I made some visualizations to make this argument clearly visible:
Here, the red line is original (unscaled) "mesh" (well...). The cyan one is the line after applying only scaling. And the green one is after padding is applied. You can see that the line stops being a line and any planes that would be optimized by the previous algorithm would no longer be parallel.
Maybe even more obvious.
This has also consequences for more code paths. It seems to me that two things are required.
- Get rid of the "if" in the above code excerpt and just add one plane per each triangle.
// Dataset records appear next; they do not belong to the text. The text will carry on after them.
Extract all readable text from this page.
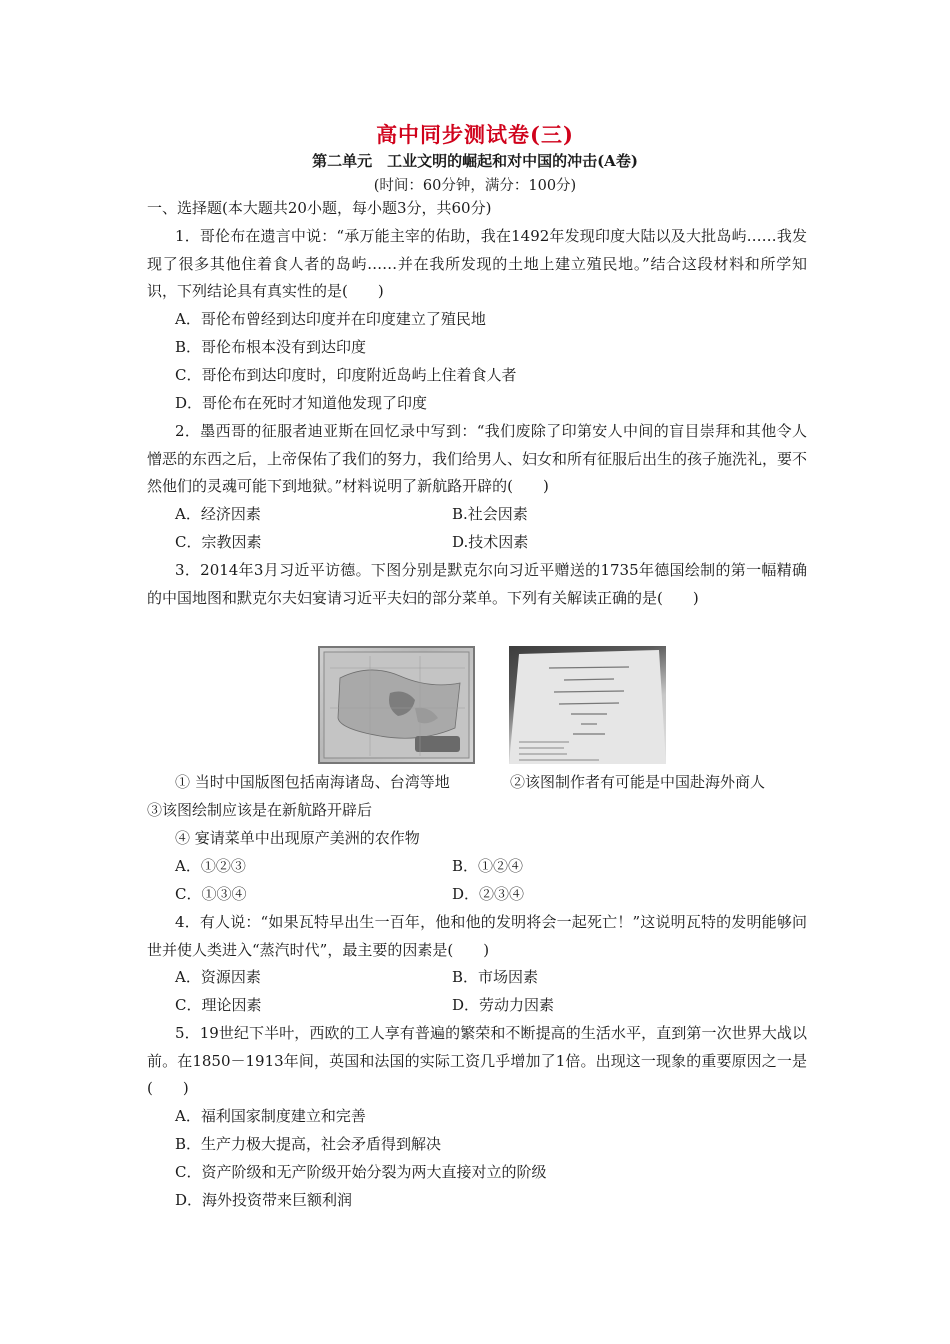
高中同步测试卷(三)
第二单元　工业文明的崛起和对中国的冲击(A卷)
(时间：60分钟，满分：100分)
一、选择题(本大题共20小题，每小题3分，共60分)
1．哥伦布在遗言中说：“承万能主宰的佑助，我在1492年发现印度大陆以及大批岛屿……我发现了很多其他住着食人者的岛屿……并在我所发现的土地上建立殖民地。”结合这段材料和所学知识，下列结论具有真实性的是(　　)
A．哥伦布曾经到达印度并在印度建立了殖民地
B．哥伦布根本没有到达印度
C．哥伦布到达印度时，印度附近岛屿上住着食人者
D．哥伦布在死时才知道他发现了印度
2．墨西哥的征服者迪亚斯在回忆录中写到：“我们废除了印第安人中间的盲目崇拜和其他令人憎恶的东西之后，上帝保佑了我们的努力，我们给男人、妇女和所有征服后出生的孩子施洗礼，要不然他们的灵魂可能下到地狱。”材料说明了新航路开辟的(　　)
A．经济因素	B.社会因素
C．宗教因素	D.技术因素
3．2014年3月习近平访德。下图分别是默克尔向习近平赠送的1735年德国绘制的第一幅精确的中国地图和默克尔夫妇宴请习近平夫妇的部分菜单。下列有关解读正确的是(　　)
① 当时中国版图包括南海诸岛、台湾等地	②该图制作者有可能是中国赴海外商人
③该图绘制应该是在新航路开辟后
④ 宴请菜单中出现原产美洲的农作物
A．①②③	B．①②④
C．①③④	D．②③④
4．有人说：“如果瓦特早出生一百年，他和他的发明将会一起死亡！”这说明瓦特的发明能够问世并使人类进入“蒸汽时代”，最主要的因素是(　　)
A．资源因素	B．市场因素
C．理论因素	D．劳动力因素
5．19世纪下半叶，西欧的工人享有普遍的繁荣和不断提高的生活水平，直到第一次世界大战以前。在1850－1913年间，英国和法国的实际工资几乎增加了1倍。出现这一现象的重要原因之一是(　　)
A．福利国家制度建立和完善
B．生产力极大提高，社会矛盾得到解决
C．资产阶级和无产阶级开始分裂为两大直接对立的阶级
D．海外投资带来巨额利润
- Take a broader look around the code, and e.g. add
mesh_data_->scaled_planes_which would contain the correctly scaled and padded planes which could be used for collision checking. For example this code tries to subtract padding from the data, but fails to do it correctly (a part of it is fixed in Fixed computation of intersectsRay() for Cylinder, Box and ConvexMesh #109):
If there were an already precomputed field containing the scaled planes, all computations of this kind could be done both efficiently and without fear if everything is correctly accounted for. My approach to recomputing the scaled planes would be to just take the scaled vertices and reconstruct the scaled planes from them. It has just one drawback - so far, mesh_data_ are not touched in updateInternalData(), however if we wanted to keep a set of scaled planes, these would obviously need to be updated in updateInternalData(). But this function anyways has a loop over all vertices to recompute the scaled vertices, so I think another loop for scaled planes is not a problem. It might well be compensated by the possible speedups from #126.